Nick Cullather, associate dean for academic affairs in the newly created School of Global and International Studies. Photo by Darryl Smith

BY MIKE LEONARD

In 1981, after earning a degree in political science from Indiana University, Nick Cullather bought a one-way ticket to Washington, D.C., and quickly landed a job as press secretary to Indiana Congressman Lee Hamilton.

“At the time I was the youngest press secretary on Capitol Hill,” he recalls. “I was all of 22.”
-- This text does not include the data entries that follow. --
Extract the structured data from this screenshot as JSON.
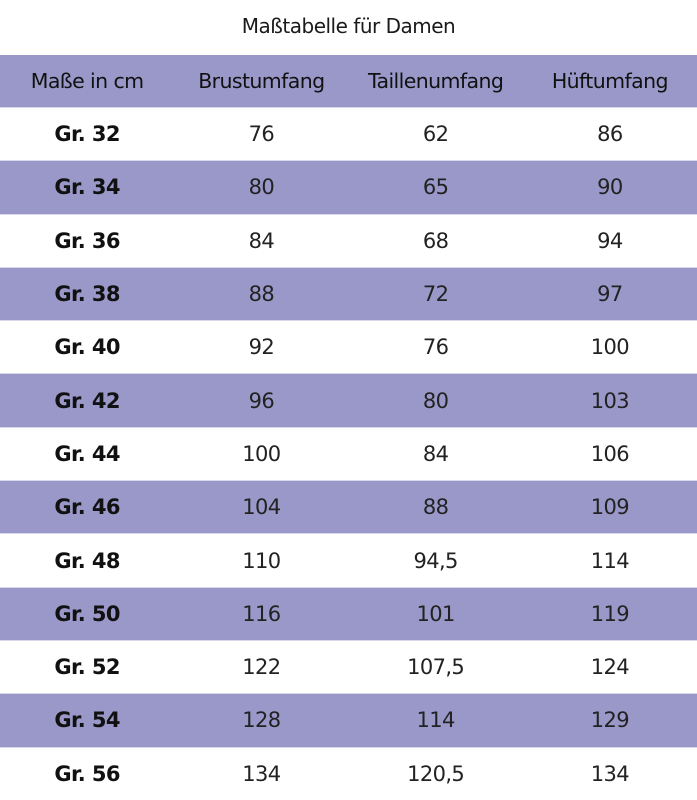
{
  "title": "Maßtabelle für Damen",
  "colors": {
    "band": "#9a98c9",
    "background": "#ffffff"
  },
  "table": {
    "headers": [
      "Maße in cm",
      "Brustumfang",
      "Taillenumfang",
      "Hüftumfang"
    ],
    "rows": [
      [
        "Gr. 32",
        "76",
        "62",
        "86"
      ],
      [
        "Gr. 34",
        "80",
        "65",
        "90"
      ],
      [
        "Gr. 36",
        "84",
        "68",
        "94"
      ],
      [
        "Gr. 38",
        "88",
        "72",
        "97"
      ],
      [
        "Gr. 40",
        "92",
        "76",
        "100"
      ],
      [
        "Gr. 42",
        "96",
        "80",
        "103"
      ],
      [
        "Gr. 44",
        "100",
        "84",
        "106"
      ],
      [
        "Gr. 46",
        "104",
        "88",
        "109"
      ],
      [
        "Gr. 48",
        "110",
        "94,5",
        "114"
      ],
      [
        "Gr. 50",
        "116",
        "101",
        "119"
      ],
      [
        "Gr. 52",
        "122",
        "107,5",
        "124"
      ],
      [
        "Gr. 54",
        "128",
        "114",
        "129"
      ],
      [
        "Gr. 56",
        "134",
        "120,5",
        "134"
      ]
    ]
  }
}
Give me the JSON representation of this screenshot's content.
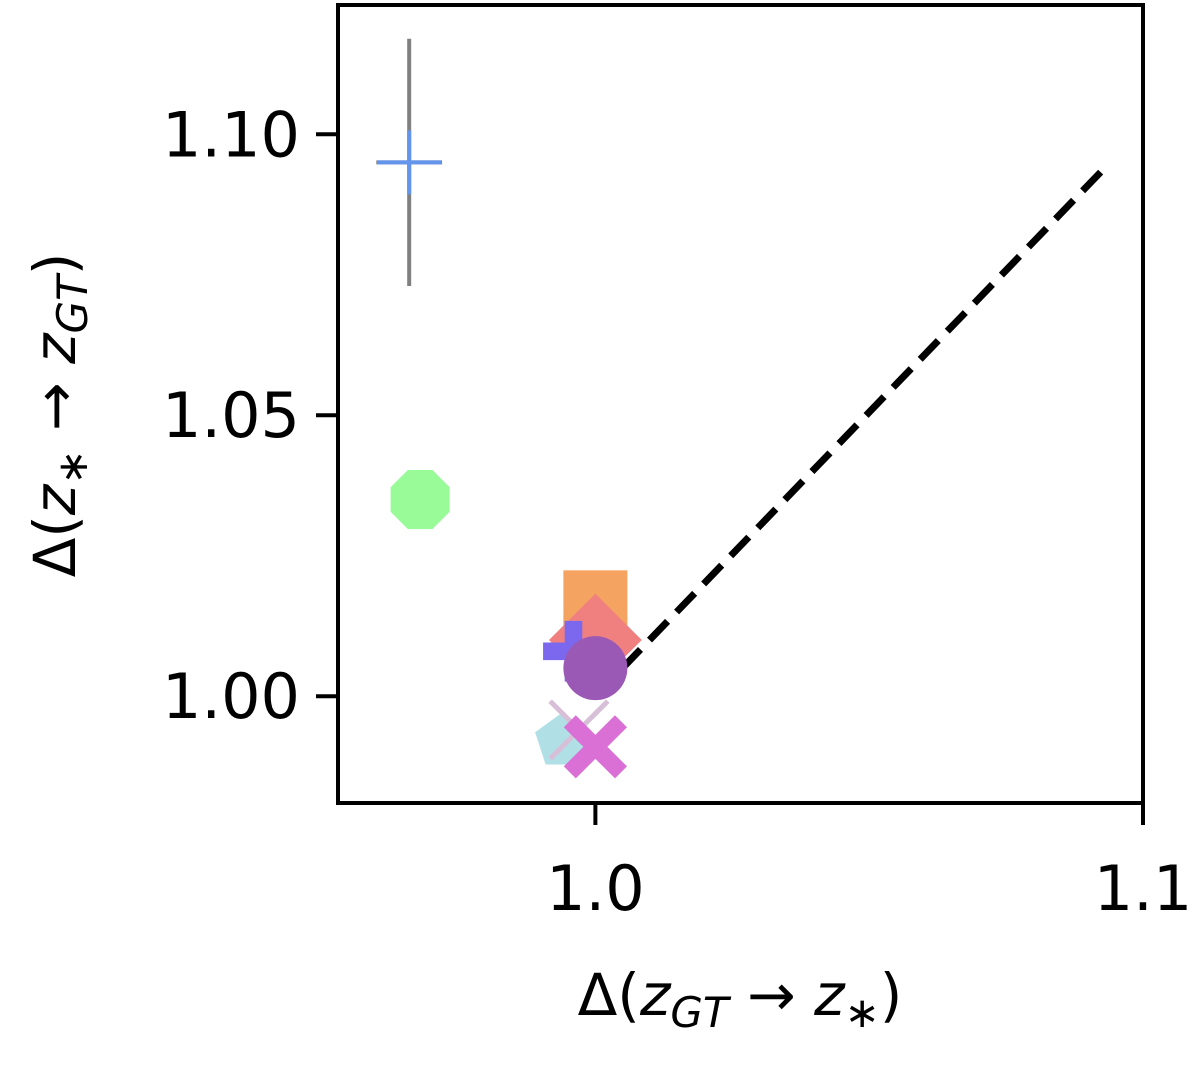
{
  "chart_data": {
    "type": "scatter",
    "xlabel": "Δ(z_GT → z_*)",
    "ylabel": "Δ(z_* → z_GT)",
    "xlabel_parts": [
      "Δ(",
      "z",
      "GT",
      " → ",
      "z",
      "∗",
      ")"
    ],
    "ylabel_parts": [
      "Δ(",
      "z",
      "∗",
      " → ",
      "z",
      "GT",
      ")"
    ],
    "xlim": [
      0.953,
      1.1
    ],
    "ylim": [
      0.981,
      1.123
    ],
    "x_ticks": [
      1.0,
      1.1
    ],
    "x_tick_labels": [
      "1.0",
      "1.1"
    ],
    "y_ticks": [
      1.0,
      1.05,
      1.1
    ],
    "y_tick_labels": [
      "1.00",
      "1.05",
      "1.10"
    ],
    "grid": false,
    "reference_line": {
      "style": "dashed",
      "color": "#000000",
      "from": [
        1.0,
        1.0
      ],
      "to": [
        1.093,
        1.094
      ]
    },
    "points": [
      {
        "marker": "plus",
        "color": "#6495ED",
        "x": 0.966,
        "y": 1.095,
        "xerr": 0.006,
        "yerr": 0.022,
        "err_color": "#808080"
      },
      {
        "marker": "octagon",
        "color": "#98FB98",
        "x": 0.968,
        "y": 1.035
      },
      {
        "marker": "square",
        "color": "#F4A460",
        "x": 1.0,
        "y": 1.015
      },
      {
        "marker": "diamond",
        "color": "#F08080",
        "x": 1.0,
        "y": 1.01
      },
      {
        "marker": "plus-filled",
        "color": "#7B68EE",
        "x": 0.996,
        "y": 1.008
      },
      {
        "marker": "circle",
        "color": "#9B59B6",
        "x": 1.0,
        "y": 1.005
      },
      {
        "marker": "pentagon",
        "color": "#B0E0E6",
        "x": 0.994,
        "y": 0.992
      },
      {
        "marker": "x-thin",
        "color": "#D8BFD8",
        "x": 0.997,
        "y": 0.994
      },
      {
        "marker": "x-filled",
        "color": "#DA70D6",
        "x": 1.0,
        "y": 0.991
      }
    ]
  }
}
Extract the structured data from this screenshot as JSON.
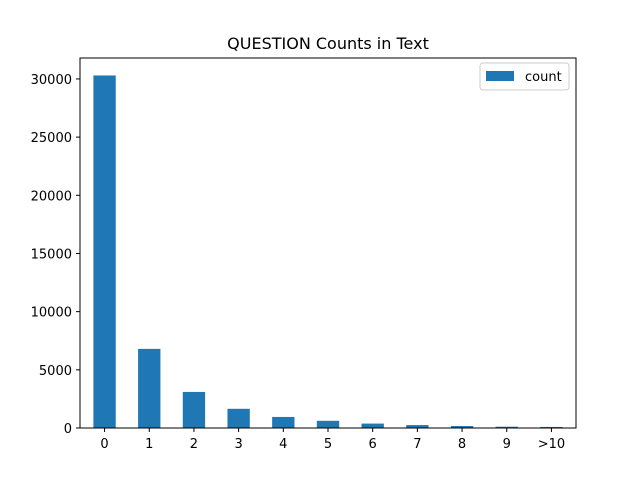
{
  "chart_data": {
    "type": "bar",
    "title": "QUESTION Counts in Text",
    "xlabel": "",
    "ylabel": "",
    "categories": [
      "0",
      "1",
      "2",
      "3",
      "4",
      "5",
      "6",
      "7",
      "8",
      "9",
      ">10"
    ],
    "series": [
      {
        "name": "count",
        "values": [
          30300,
          6800,
          3100,
          1650,
          950,
          620,
          380,
          250,
          170,
          110,
          90
        ],
        "color": "#1f77b4"
      }
    ],
    "ylim": [
      0,
      31800
    ],
    "yticks": [
      0,
      5000,
      10000,
      15000,
      20000,
      25000,
      30000
    ],
    "grid": false,
    "legend_position": "top-right"
  }
}
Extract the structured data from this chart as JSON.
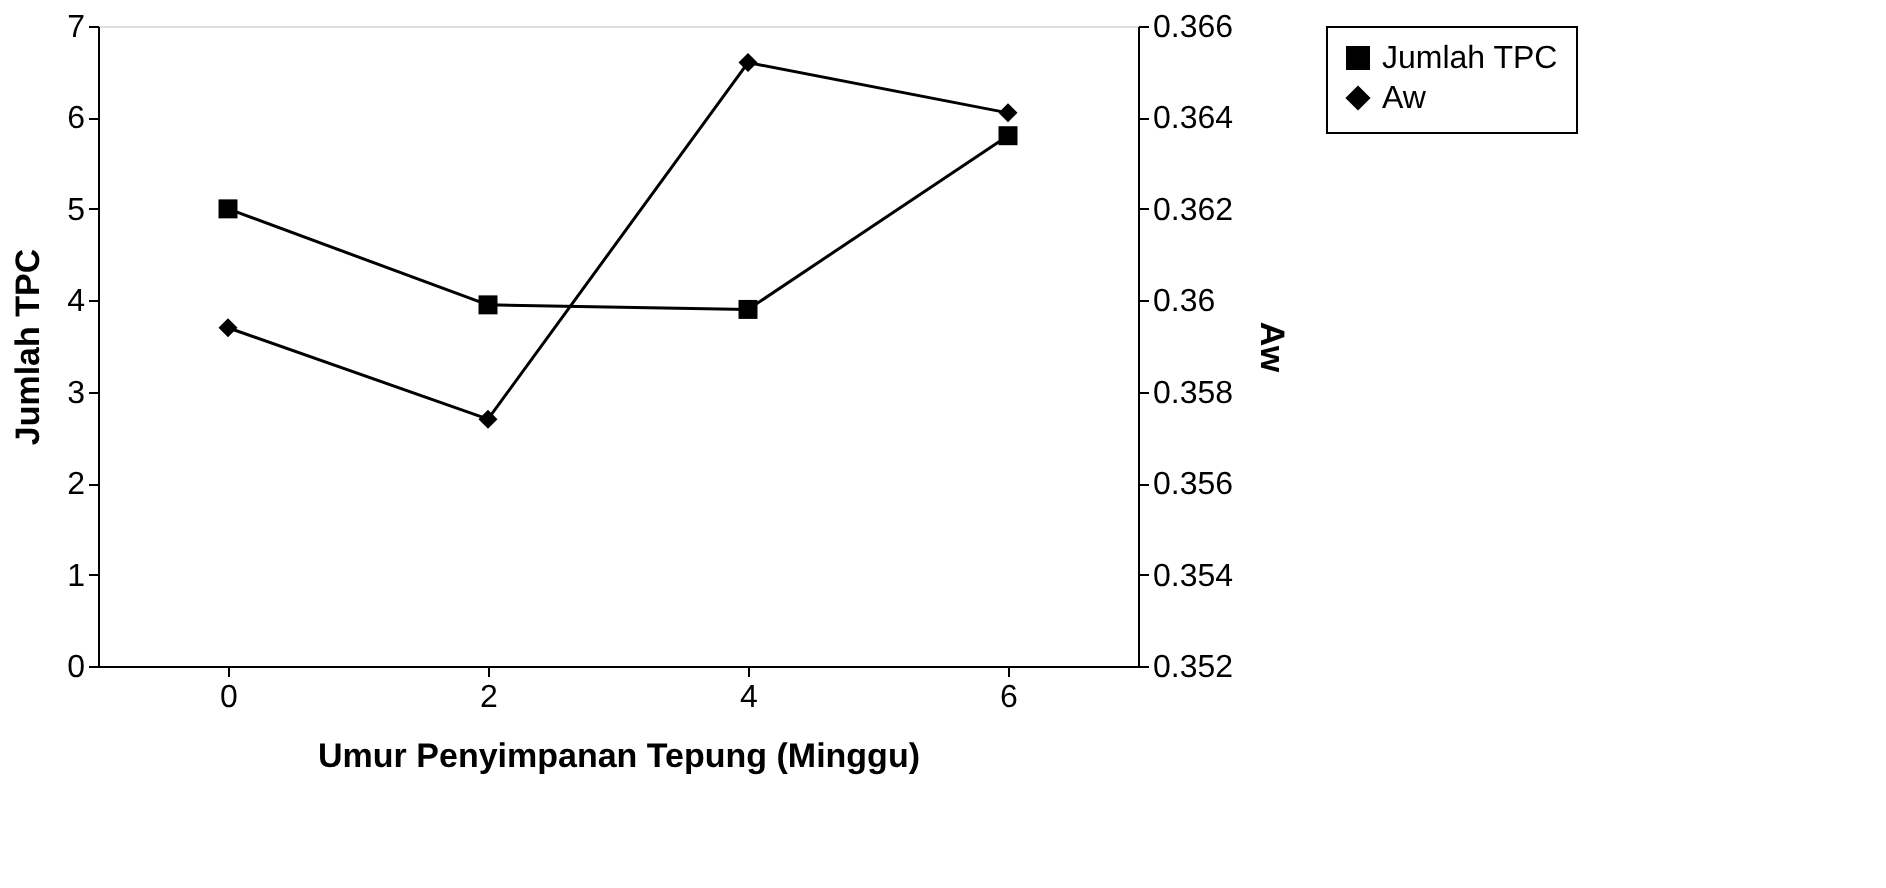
{
  "chart_data": {
    "type": "line",
    "xlabel": "Umur Penyimpanan Tepung (Minggu)",
    "ylabel": "Jumlah TPC",
    "y2label": "Aw",
    "categories": [
      "0",
      "2",
      "4",
      "6"
    ],
    "ylim": [
      0,
      7
    ],
    "yticks": [
      0,
      1,
      2,
      3,
      4,
      5,
      6,
      7
    ],
    "y2lim": [
      0.352,
      0.366
    ],
    "y2ticks": [
      0.352,
      0.354,
      0.356,
      0.358,
      0.36,
      0.362,
      0.364,
      0.366
    ],
    "series": [
      {
        "name": "Jumlah TPC",
        "color": "#000000",
        "marker": "square",
        "values": [
          5,
          3.95,
          3.9,
          5.8
        ]
      },
      {
        "name": "Aw",
        "color": "#000000",
        "marker": "diamond",
        "axis": "y2",
        "values": [
          0.3594,
          0.3574,
          0.3652,
          0.3641
        ]
      }
    ],
    "grid": false,
    "legend": "right"
  }
}
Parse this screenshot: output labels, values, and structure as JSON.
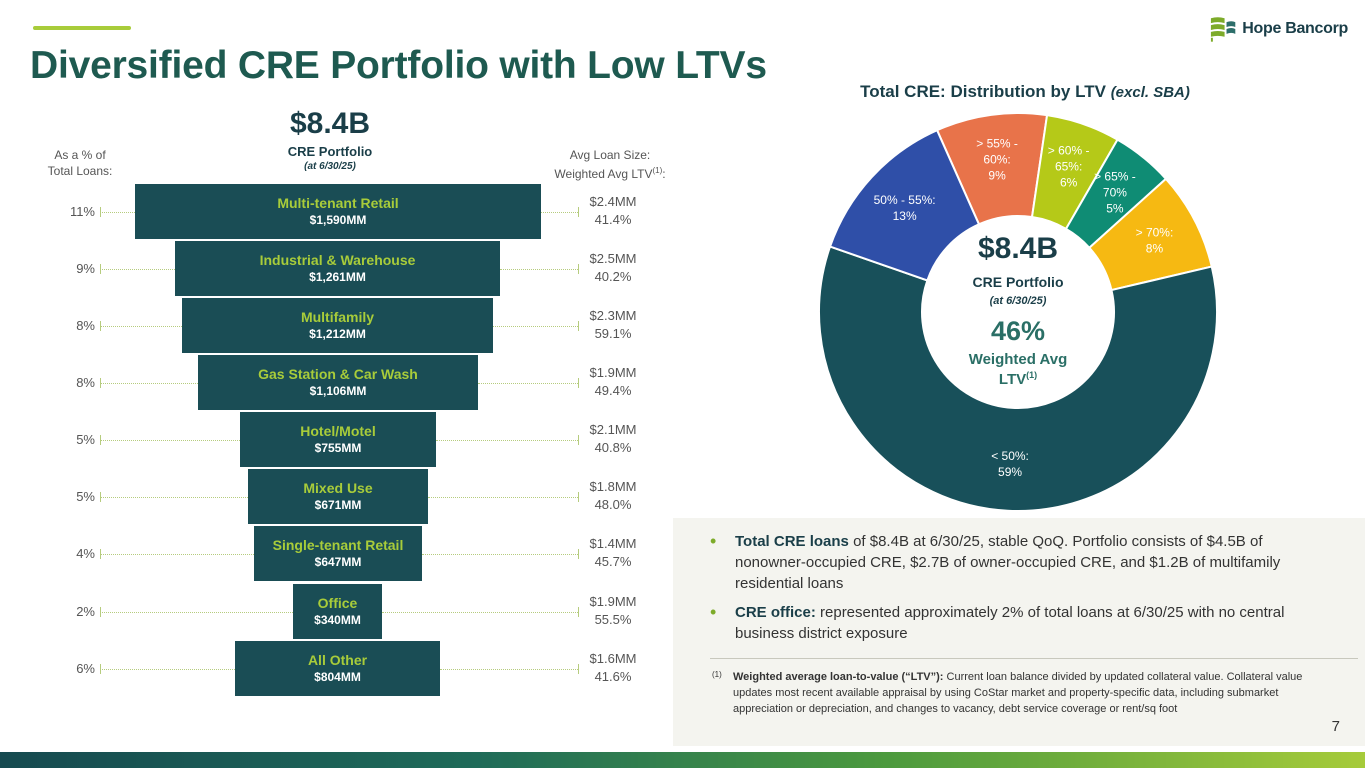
{
  "page": {
    "title": "Diversified CRE Portfolio with Low LTVs",
    "page_number": "7"
  },
  "logo": {
    "text": "Hope Bancorp",
    "colors": [
      "#7dab2a",
      "#1a3e48"
    ]
  },
  "portfolio": {
    "total": "$8.4B",
    "label": "CRE Portfolio",
    "date": "(at 6/30/25)"
  },
  "headers": {
    "left_line1": "As a % of",
    "left_line2": "Total Loans:",
    "right_line1": "Avg Loan Size:",
    "right_line2": "Weighted Avg LTV",
    "right_sup": "(1)",
    "right_suffix": ":"
  },
  "segments": [
    {
      "name": "Multi-tenant Retail",
      "amount": "$1,590MM",
      "pct": "11%",
      "avg_size": "$2.4MM",
      "ltv": "41.4%"
    },
    {
      "name": "Industrial & Warehouse",
      "amount": "$1,261MM",
      "pct": "9%",
      "avg_size": "$2.5MM",
      "ltv": "40.2%"
    },
    {
      "name": "Multifamily",
      "amount": "$1,212MM",
      "pct": "8%",
      "avg_size": "$2.3MM",
      "ltv": "59.1%"
    },
    {
      "name": "Gas Station & Car Wash",
      "amount": "$1,106MM",
      "pct": "8%",
      "avg_size": "$1.9MM",
      "ltv": "49.4%"
    },
    {
      "name": "Hotel/Motel",
      "amount": "$755MM",
      "pct": "5%",
      "avg_size": "$2.1MM",
      "ltv": "40.8%"
    },
    {
      "name": "Mixed Use",
      "amount": "$671MM",
      "pct": "5%",
      "avg_size": "$1.8MM",
      "ltv": "48.0%"
    },
    {
      "name": "Single-tenant Retail",
      "amount": "$647MM",
      "pct": "4%",
      "avg_size": "$1.4MM",
      "ltv": "45.7%"
    },
    {
      "name": "Office",
      "amount": "$340MM",
      "pct": "2%",
      "avg_size": "$1.9MM",
      "ltv": "55.5%"
    },
    {
      "name": "All Other",
      "amount": "$804MM",
      "pct": "6%",
      "avg_size": "$1.6MM",
      "ltv": "41.6%"
    }
  ],
  "donut": {
    "title": "Total CRE: Distribution by LTV",
    "title_suffix": "(excl. SBA)",
    "center_big": "$8.4B",
    "center_label": "CRE Portfolio",
    "center_date": "(at 6/30/25)",
    "center_pct": "46%",
    "center_line1": "Weighted Avg",
    "center_line2": "LTV",
    "center_sup": "(1)"
  },
  "chart_data": {
    "type": "pie",
    "title": "Total CRE: Distribution by LTV (excl. SBA)",
    "slices": [
      {
        "label": "> 55% - 60%",
        "value": 9,
        "color": "#e8734a",
        "label_lines": [
          "> 55% -",
          "60%:",
          "9%"
        ]
      },
      {
        "label": "> 60% - 65%",
        "value": 6,
        "color": "#b5c918",
        "label_lines": [
          "> 60% -",
          "65%:",
          "6%"
        ]
      },
      {
        "label": "> 65% - 70%",
        "value": 5,
        "color": "#0f8c74",
        "label_lines": [
          "> 65% -",
          "70%",
          "5%"
        ]
      },
      {
        "label": "> 70%",
        "value": 8,
        "color": "#f6b912",
        "label_lines": [
          "> 70%:",
          "8%"
        ]
      },
      {
        "label": "< 50%",
        "value": 59,
        "color": "#18505a",
        "label_lines": [
          "< 50%:",
          "59%"
        ]
      },
      {
        "label": "50% - 55%",
        "value": 13,
        "color": "#2f4fa8",
        "label_lines": [
          "50% - 55%:",
          "13%"
        ]
      }
    ]
  },
  "bullets": [
    {
      "bold": "Total CRE loans",
      "text": " of $8.4B at 6/30/25, stable QoQ. Portfolio consists of $4.5B of nonowner-occupied CRE, $2.7B of owner-occupied CRE, and $1.2B of multifamily residential loans"
    },
    {
      "bold": "CRE office:",
      "text": " represented approximately 2% of total loans at 6/30/25 with no central business district exposure"
    }
  ],
  "footnote": {
    "mark": "(1)",
    "bold": "Weighted average loan-to-value (“LTV”):",
    "text": "  Current loan balance divided by updated collateral value. Collateral value updates most recent available appraisal by using CoStar market and property-specific data, including submarket appreciation or depreciation, and changes to vacancy, debt service coverage or rent/sq foot"
  }
}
Hamilton was majority leader of the Committee on Foreign Affairs, chairman of the Subcommittee on Europe and the Middle East, and chairman of the Permanent Select Committee on Intelligence, which was making lots of inquiries into what became known as the Iran-Contra affair. His international involvements perfectly matched the interests of Cullather, a South Bend, Indiana, native.

After five years in the position, Cullather went back to school, earned a master’s and Ph.D. from the University of Virginia, and took a job working as an historian for the CIA. “The Cold War had just ended and Sen. Daniel Patrick Moynihan was talking about eliminating the CIA,” Cullather says. “The CIA in response was releasing a lot of its documents and hiring historians to go through its history and write about it.”

The new openness allowed Cullather to assemble a candid history of the CIA’s covert operations to overthrow and replace the government of Guatemala in 1954. Although his work originally was meant for internal use, during a brief period of open disclosure in 1997, Cullather was allowed to publish his findings in a book, who  The New York Times called it “an astonishingly frank account,” documenting how the CIA chose targets, planned strategies, and organized the mechanics for a secret war.

Cullather left the CIA after a year, joined the IU Department of History, and has taught classes on the world wars, Vietnam, and American foreign policy. Last year, he joined International Studies as associate dean for academic affairs. “We have this tremendous wealth of cultural knowledge here at IU,” he says. “The languages we teach. The way you can study these cultures not just in a superficial way but through history and literature. We’re very humanities based.”

This winter, Cullather, 56, was ensconced in his new office in old Memorial Hall, where he’s planning hiring and curriculum for the international school, which will move into its new building in the center of campus this fall. “It’s funny. As an undergrad, I lived in Willkie Quad. Now I’m a block and a half away. This is how far I’ve come in life.”